[RNNCell vs RNN]

j-min · June 9, 2017, 8:56am

[RNNCell vs RNN]
What is the better way when implementing RNN decoder?
I used to work with tensorflow, so I am familiar with implementing RNN decoder by calling RNNCells for each unrolling step.
However, it seems many implementation calls RNN with input whose seq_len size is 1 for each time step, including official seq2seq tutorial.
As I see, RNN corresponds to tf.nn.dynamic_rnn or tf.nn.static_rnn of tensorflow, which internally call RNNCell for number of given unrolling steps.
I am curious if calling RNN for multiple times causes unrolling slower than calling RNNCell for multiple times.
I found OpenNMT-py used RNNCell for decoding.
Do people even use RNNCells in PyTorch?

smth · June 22, 2017, 3:40am

people do use RNNCell, but largely if your computation fits in the regime of RNN, then people prefer that (because RNN uses CuDNN and is ~3 to 4 times faster).
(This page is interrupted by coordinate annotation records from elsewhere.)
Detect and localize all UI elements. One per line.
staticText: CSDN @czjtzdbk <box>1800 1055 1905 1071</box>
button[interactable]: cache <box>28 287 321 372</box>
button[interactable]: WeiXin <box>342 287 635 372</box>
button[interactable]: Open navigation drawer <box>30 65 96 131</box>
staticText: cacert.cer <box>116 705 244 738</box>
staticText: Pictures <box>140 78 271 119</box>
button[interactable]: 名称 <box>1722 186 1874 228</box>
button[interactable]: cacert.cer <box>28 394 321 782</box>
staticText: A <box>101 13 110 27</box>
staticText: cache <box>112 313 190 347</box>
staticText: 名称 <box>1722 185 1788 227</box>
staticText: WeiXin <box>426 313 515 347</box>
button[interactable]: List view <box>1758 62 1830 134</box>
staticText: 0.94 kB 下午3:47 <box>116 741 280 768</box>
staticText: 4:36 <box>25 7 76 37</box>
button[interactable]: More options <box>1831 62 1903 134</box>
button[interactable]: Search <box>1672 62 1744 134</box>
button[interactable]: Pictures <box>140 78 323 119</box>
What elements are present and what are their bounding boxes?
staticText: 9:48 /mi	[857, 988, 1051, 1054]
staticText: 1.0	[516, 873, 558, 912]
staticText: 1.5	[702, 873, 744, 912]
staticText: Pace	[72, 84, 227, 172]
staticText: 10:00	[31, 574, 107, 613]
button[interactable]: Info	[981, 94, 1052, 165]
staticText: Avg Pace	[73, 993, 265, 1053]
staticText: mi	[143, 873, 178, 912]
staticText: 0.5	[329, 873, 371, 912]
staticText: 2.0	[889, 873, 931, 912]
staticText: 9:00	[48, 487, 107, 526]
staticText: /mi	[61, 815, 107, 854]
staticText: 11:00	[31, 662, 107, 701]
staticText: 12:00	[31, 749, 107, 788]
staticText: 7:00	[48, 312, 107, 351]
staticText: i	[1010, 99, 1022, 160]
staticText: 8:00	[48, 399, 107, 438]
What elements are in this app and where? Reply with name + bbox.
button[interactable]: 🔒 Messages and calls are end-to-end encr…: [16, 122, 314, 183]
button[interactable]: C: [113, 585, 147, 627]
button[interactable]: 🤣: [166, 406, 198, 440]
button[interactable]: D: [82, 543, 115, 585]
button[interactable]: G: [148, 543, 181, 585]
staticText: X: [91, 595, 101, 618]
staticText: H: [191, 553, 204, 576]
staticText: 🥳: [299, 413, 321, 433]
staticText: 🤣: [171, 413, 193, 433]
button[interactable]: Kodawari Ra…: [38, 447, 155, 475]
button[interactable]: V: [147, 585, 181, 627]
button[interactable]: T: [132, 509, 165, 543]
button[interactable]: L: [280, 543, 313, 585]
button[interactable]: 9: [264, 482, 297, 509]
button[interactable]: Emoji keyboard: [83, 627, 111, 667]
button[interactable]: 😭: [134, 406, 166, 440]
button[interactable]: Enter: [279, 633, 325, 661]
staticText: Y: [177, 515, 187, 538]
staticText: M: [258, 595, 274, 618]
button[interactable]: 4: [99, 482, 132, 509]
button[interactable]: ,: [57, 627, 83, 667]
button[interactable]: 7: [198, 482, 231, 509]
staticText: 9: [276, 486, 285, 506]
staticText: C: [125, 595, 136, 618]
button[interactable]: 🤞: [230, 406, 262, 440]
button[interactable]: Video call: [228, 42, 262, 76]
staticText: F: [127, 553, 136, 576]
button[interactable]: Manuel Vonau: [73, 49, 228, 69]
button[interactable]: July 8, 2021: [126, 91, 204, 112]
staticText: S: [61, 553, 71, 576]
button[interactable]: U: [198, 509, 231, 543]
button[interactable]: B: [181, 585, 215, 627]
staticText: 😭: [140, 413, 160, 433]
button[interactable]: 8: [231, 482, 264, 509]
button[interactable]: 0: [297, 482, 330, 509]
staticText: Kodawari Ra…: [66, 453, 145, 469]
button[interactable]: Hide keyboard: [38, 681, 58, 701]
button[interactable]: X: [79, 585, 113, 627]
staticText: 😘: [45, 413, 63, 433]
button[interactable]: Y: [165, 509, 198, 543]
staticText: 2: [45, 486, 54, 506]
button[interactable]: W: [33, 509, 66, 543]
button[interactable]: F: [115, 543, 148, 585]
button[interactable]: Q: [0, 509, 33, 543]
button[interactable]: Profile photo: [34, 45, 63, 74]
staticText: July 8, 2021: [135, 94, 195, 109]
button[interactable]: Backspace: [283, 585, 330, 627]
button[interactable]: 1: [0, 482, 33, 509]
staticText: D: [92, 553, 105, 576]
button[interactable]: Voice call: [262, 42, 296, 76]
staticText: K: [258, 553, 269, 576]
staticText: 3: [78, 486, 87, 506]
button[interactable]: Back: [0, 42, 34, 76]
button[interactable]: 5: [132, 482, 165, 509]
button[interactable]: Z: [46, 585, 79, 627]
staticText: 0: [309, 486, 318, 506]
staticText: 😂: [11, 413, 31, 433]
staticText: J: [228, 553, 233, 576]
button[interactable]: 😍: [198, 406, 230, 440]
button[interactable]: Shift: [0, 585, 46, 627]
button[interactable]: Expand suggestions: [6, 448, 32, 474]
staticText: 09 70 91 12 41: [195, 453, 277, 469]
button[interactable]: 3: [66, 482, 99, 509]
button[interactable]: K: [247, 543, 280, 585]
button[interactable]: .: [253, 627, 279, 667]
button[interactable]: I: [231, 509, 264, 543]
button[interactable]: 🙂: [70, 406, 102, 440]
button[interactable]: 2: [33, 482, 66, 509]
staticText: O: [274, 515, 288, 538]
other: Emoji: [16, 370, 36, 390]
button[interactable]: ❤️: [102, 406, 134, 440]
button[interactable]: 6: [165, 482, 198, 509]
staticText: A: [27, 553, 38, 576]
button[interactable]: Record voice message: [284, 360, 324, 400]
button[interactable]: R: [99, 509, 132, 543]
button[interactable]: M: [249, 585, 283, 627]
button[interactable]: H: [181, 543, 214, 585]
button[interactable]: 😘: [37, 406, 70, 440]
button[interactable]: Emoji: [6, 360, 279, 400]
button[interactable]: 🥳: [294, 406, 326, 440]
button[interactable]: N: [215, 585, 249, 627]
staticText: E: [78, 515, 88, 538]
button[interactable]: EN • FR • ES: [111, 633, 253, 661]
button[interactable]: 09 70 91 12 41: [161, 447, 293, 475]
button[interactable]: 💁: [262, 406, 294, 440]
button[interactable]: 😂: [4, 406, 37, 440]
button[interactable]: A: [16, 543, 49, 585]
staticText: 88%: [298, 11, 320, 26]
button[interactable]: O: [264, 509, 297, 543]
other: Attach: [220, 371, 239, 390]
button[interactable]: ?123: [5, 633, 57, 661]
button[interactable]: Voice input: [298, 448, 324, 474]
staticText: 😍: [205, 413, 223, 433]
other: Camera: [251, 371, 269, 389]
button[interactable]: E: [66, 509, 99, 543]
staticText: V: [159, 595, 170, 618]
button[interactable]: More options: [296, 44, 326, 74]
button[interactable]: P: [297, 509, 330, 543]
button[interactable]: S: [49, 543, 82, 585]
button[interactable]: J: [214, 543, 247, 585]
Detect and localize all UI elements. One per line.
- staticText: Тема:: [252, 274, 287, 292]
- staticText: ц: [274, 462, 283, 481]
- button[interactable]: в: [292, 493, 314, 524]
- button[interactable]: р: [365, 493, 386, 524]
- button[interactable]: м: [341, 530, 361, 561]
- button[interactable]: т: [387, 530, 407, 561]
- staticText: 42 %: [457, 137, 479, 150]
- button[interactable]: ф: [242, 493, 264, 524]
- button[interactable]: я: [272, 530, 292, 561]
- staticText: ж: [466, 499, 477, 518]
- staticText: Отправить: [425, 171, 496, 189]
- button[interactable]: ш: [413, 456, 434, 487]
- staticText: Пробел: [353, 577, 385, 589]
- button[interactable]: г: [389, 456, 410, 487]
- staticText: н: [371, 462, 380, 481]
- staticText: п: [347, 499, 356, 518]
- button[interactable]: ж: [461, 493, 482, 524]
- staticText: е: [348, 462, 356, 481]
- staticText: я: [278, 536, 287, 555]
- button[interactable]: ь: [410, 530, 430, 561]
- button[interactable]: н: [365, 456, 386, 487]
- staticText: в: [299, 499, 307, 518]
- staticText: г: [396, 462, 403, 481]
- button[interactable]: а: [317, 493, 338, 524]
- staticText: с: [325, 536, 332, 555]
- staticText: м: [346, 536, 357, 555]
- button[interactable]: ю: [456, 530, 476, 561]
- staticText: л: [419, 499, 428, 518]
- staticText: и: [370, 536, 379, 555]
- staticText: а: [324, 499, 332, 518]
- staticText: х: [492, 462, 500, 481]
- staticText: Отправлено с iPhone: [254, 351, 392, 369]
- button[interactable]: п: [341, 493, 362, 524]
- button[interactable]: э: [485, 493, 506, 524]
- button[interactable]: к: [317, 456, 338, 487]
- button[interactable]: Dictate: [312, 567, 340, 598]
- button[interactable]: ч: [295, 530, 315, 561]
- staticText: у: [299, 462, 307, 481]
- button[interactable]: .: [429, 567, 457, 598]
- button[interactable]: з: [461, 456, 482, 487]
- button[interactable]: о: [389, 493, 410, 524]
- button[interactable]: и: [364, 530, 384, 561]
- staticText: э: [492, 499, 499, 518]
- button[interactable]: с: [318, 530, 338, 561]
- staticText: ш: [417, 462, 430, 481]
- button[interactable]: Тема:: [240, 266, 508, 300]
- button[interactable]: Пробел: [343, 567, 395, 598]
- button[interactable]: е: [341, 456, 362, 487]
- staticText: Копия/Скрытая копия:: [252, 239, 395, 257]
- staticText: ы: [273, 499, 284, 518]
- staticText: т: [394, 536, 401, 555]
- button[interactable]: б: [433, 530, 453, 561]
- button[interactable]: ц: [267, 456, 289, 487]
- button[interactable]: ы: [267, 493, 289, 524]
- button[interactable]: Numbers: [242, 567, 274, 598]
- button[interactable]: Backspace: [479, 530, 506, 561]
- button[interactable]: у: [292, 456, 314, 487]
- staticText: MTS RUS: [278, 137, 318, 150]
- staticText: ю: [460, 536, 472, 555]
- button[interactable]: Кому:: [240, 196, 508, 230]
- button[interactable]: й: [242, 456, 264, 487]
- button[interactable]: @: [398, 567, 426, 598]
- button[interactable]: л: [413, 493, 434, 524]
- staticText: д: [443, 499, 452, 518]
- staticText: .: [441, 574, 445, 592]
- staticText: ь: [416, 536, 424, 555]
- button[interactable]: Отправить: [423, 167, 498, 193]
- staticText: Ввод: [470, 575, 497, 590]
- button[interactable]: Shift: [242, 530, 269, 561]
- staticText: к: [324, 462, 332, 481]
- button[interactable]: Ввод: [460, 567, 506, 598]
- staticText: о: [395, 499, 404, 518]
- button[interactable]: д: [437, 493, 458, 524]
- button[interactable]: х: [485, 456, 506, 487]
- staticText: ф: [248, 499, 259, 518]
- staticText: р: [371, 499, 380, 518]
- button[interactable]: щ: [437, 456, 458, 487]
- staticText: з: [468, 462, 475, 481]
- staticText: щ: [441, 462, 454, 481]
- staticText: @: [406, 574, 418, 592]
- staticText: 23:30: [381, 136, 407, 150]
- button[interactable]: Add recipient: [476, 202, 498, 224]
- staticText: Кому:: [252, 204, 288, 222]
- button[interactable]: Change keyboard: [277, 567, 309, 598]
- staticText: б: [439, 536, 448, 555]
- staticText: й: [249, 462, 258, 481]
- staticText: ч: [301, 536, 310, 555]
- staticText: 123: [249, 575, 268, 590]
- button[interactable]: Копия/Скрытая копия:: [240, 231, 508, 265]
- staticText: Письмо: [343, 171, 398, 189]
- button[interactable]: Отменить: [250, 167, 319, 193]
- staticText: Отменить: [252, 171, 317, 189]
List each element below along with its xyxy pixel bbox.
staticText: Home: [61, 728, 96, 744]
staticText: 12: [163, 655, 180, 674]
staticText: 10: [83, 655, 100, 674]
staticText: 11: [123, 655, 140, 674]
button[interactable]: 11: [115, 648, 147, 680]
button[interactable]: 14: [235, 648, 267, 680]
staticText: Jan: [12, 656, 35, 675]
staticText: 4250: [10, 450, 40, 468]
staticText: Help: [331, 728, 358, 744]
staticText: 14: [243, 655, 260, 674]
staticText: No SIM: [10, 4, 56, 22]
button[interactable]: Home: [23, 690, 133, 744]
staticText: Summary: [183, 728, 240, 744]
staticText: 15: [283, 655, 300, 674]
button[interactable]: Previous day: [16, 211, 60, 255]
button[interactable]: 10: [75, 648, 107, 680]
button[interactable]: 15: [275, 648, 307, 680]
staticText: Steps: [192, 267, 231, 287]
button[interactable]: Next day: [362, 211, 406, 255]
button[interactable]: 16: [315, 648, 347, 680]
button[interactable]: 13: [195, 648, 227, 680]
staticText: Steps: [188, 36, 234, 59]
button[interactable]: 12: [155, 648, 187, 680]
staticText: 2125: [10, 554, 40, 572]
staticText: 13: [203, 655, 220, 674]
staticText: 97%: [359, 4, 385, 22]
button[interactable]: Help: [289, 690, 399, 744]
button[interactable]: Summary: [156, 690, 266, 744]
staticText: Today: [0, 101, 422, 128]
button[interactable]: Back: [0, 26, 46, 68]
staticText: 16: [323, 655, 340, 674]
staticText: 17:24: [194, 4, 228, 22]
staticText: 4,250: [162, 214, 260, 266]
beneyal · November 6, 2018, 1:23pm

Could you please clarify what do you mean by “the regime of RNN”? I still don’t really understand the difference between the RNN/LSTM/GRUCell family and the “simple” RNN/LSTM/GRU layers…

Thanks!

Mostafa_Elhoushi · June 29, 2020, 5:33pm

Not sure about the definition of RNNCell in Pytorch, but quoting from TF Tutorial on RNN:

In addition to the built-in RNN layers, the RNN API also provides cell-level APIs. Unlike RNN layers, which processes whole batches of input sequences, the RNN cell only processes a single timestep.

RoeAnt · September 22, 2022, 1:27pm

I understand the tensorflow approach. But how can we wrap some custom RNNCell easily in pytorch to create an RNN?